After four years in Mumbai (my husband completed 5 in July), we are moving again. We knew we would eventually move out, but we had no idea when and where. We’ve been waiting to know what’s next. Finally, we now have a date and a place and we’re excited. Fortunately, my husband and I love change; we are pretty much nomads. We often joke about how when we can’t move jobs, we move homes and when we can’t move homes, we move countries. It’s not how we planned our lives, but, that’s kind of how it’s been for us since we tied the knot and honestly, none of us is complaining.
After waiting for over a year (because that’s when my husband started getting pins and needles), the cat’s finally out of the bag. We now know that we will be moving to Bangladesh and it will be one and a half months from now. That quick! I have my hands full with sorting out and settling stuff – it’s amazing how much junk you can collect in 4 years!
Despite all the busyness around me, I had to write a quick post to tell you about the move- all of you who’ve been waiting like me to know where next. When we got to know we are moving to Bangladesh, we danced with delight- it’s funny how excited we were. One would think we were moving to Sweden or some other country that was flourishing. Based on the little knowledge we had of the country (as per all the indexes used to measure poverty) we were aware that it ranked lower than India in most areas and yet we were happy (maybe we are crazy). I have been doing some reading and now know that the Bangladesh economy apparently is growing at a faster pace than India. That ofcourse, says nothing of the living standards there.
Historically, Bangladesh was a part of India, it was separated during the partition – Bangladesh was East Pakistan, until 1971 when it declared independence from Pakistan and became its own country, so I suppose it’s not going to be very much different from India (at least that’s what I think). Another thing I know about the country is that flooding is a common phenomenon-with around 240 rivers crisscrossing it, a major part of it is underwater than above and the population lives in the areas above water leaving the city densely populated. Lastly and probably the worst thing I knew, was the terrorist attack of 2016. I’m aware terrorist attacks have happened across the globe, even in Mumbai but it’s different when you have some link to a victim of the attack. One of the people who were killed was a young girl whose photograph I’d seen a few months prior to the attack – I vividly remember her because she was with a friend’s daughter and they were dressed for prom- it was a group photograph of four girls and she looked gorgeous in a strapless, red shimmering gown. She was killed because she refused to leave her friends behind.

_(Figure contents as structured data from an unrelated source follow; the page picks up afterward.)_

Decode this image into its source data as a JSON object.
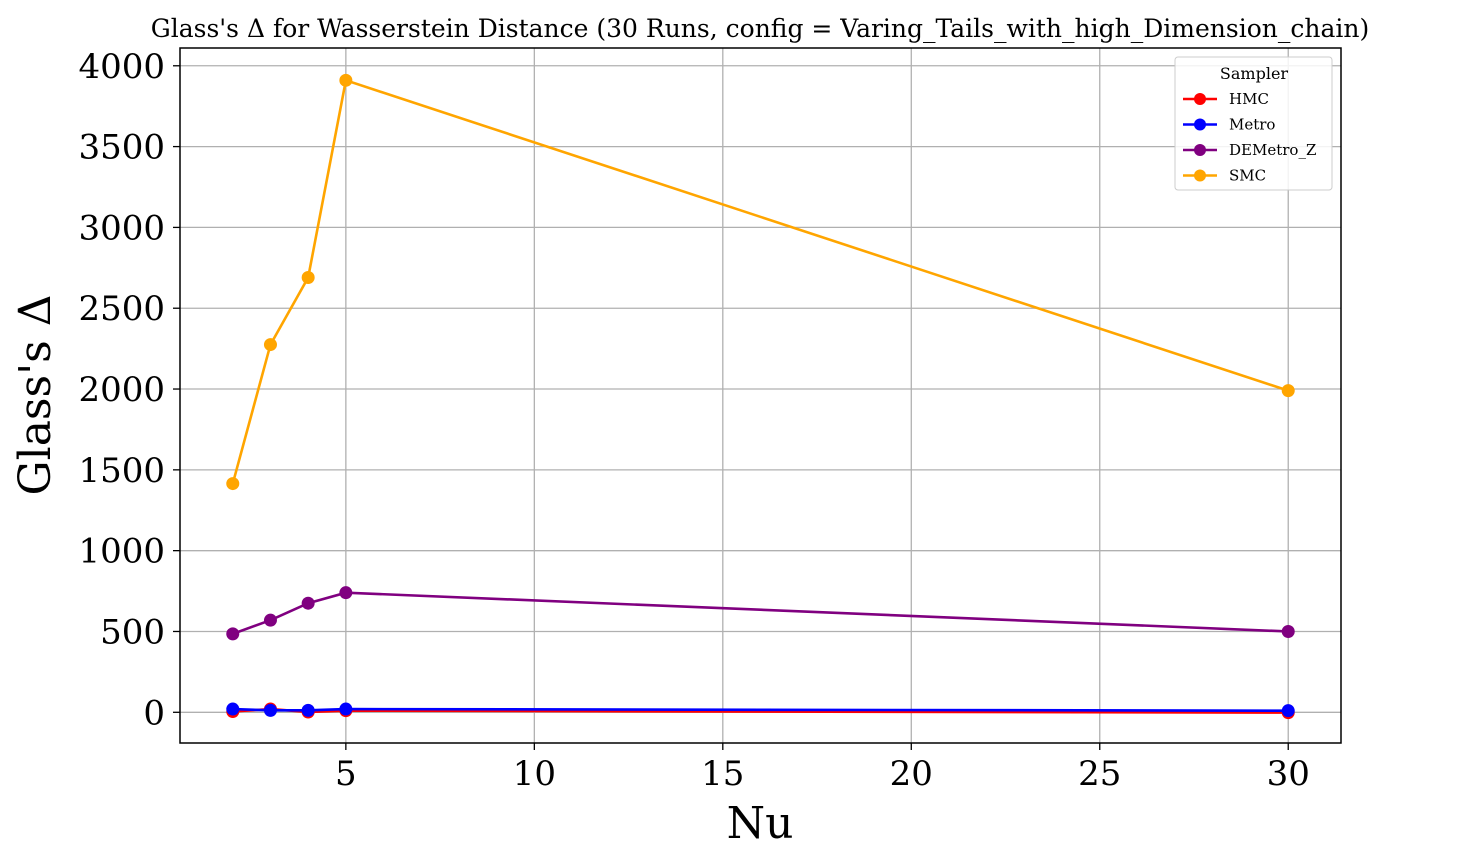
{
  "chart_data": {
    "type": "line",
    "title": "Glass's Δ for Wasserstein Distance (30 Runs, config = Varing_Tails_with_high_Dimension_chain)",
    "xlabel": "Nu",
    "ylabel": "Glass's Δ",
    "x": [
      2,
      3,
      4,
      5,
      30
    ],
    "xlim": [
      0.6,
      31.4
    ],
    "ylim": [
      -190,
      4110
    ],
    "xticks": [
      5,
      10,
      15,
      20,
      25,
      30
    ],
    "yticks": [
      0,
      500,
      1000,
      1500,
      2000,
      2500,
      3000,
      3500,
      4000
    ],
    "grid": true,
    "legend": {
      "title": "Sampler",
      "placement": "top-right"
    },
    "series": [
      {
        "name": "HMC",
        "color": "#ff0000",
        "values": [
          5,
          20,
          2,
          10,
          -2
        ]
      },
      {
        "name": "Metro",
        "color": "#0000ff",
        "values": [
          20,
          12,
          12,
          20,
          10
        ]
      },
      {
        "name": "DEMetro_Z",
        "color": "#800080",
        "values": [
          485,
          570,
          675,
          740,
          500
        ]
      },
      {
        "name": "SMC",
        "color": "#ffa500",
        "values": [
          1415,
          2275,
          2690,
          3910,
          1990
        ]
      }
    ]
  }
}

I’ve been talking to friends who’ve been there and done that, so I have a fairly good idea of what to expect. And they’ve told me to keep my expectations low. And yet, in the very same breath, they’ve said they love the country very much. I’m not sure if I understand why but that’s something I’ll probably find out once I go there. I’ll get to know if it is the country they fell in love with or life as an expatriate. Because everybody knows, when one goes as an expatriate to a country, especially one that is an emerging market, you’re treated like royalty.
My conversations on the country thus far, have led to some very shocking revelations – a) there are malls there but they only sell local brands. All foreign brands with a ‘Made in Bangladesh’ tag are exported. So, there’s not going to be any shopping there. b) Amazon does not exist in the country. The first that crossed my mind was how am I going to order books as and when I want. Thank God, for Kindle! c) There are just three places you can go sightseeing in the country. Most people travel either to North-east India or South-East Asia every three or four months for a break. This sounded exciting to the travel bug in me. d)Since, there’s nothing to do there, people socialize. In fact, you have to socialize- it is the only way to keep depression at bay. This poses a challenge as ‘Socializing’ has never been my thing. Let’s see how that goes for me. I suppose I’ll have to trust art and blogging to be my lifesavers there.
I’m looking at the move as an opportunity to travel to a new destination and to understand the culture and life of people in another country – it will give me something to write about :)). I’m not overthinking the move – God’s opened a door and I’m walking straight in, in full faith, with no knowledge of what lies beyond it but with the hope that it will all be good. So, if anybody is asking, “Are you happy?” my answer is, “Yes, I am happy.”
Stay with me as you have until now. I will keep writing, even as I’m packing and moving and doing whatever I’m doing because I love that you’ll care. Thanks to all of you who read and write back, I know I’ll not be alone even when I literally may be, as my younger one will soon be on her way to Uni too. I’m signing off for now. Wishing all of you a lovely weekend!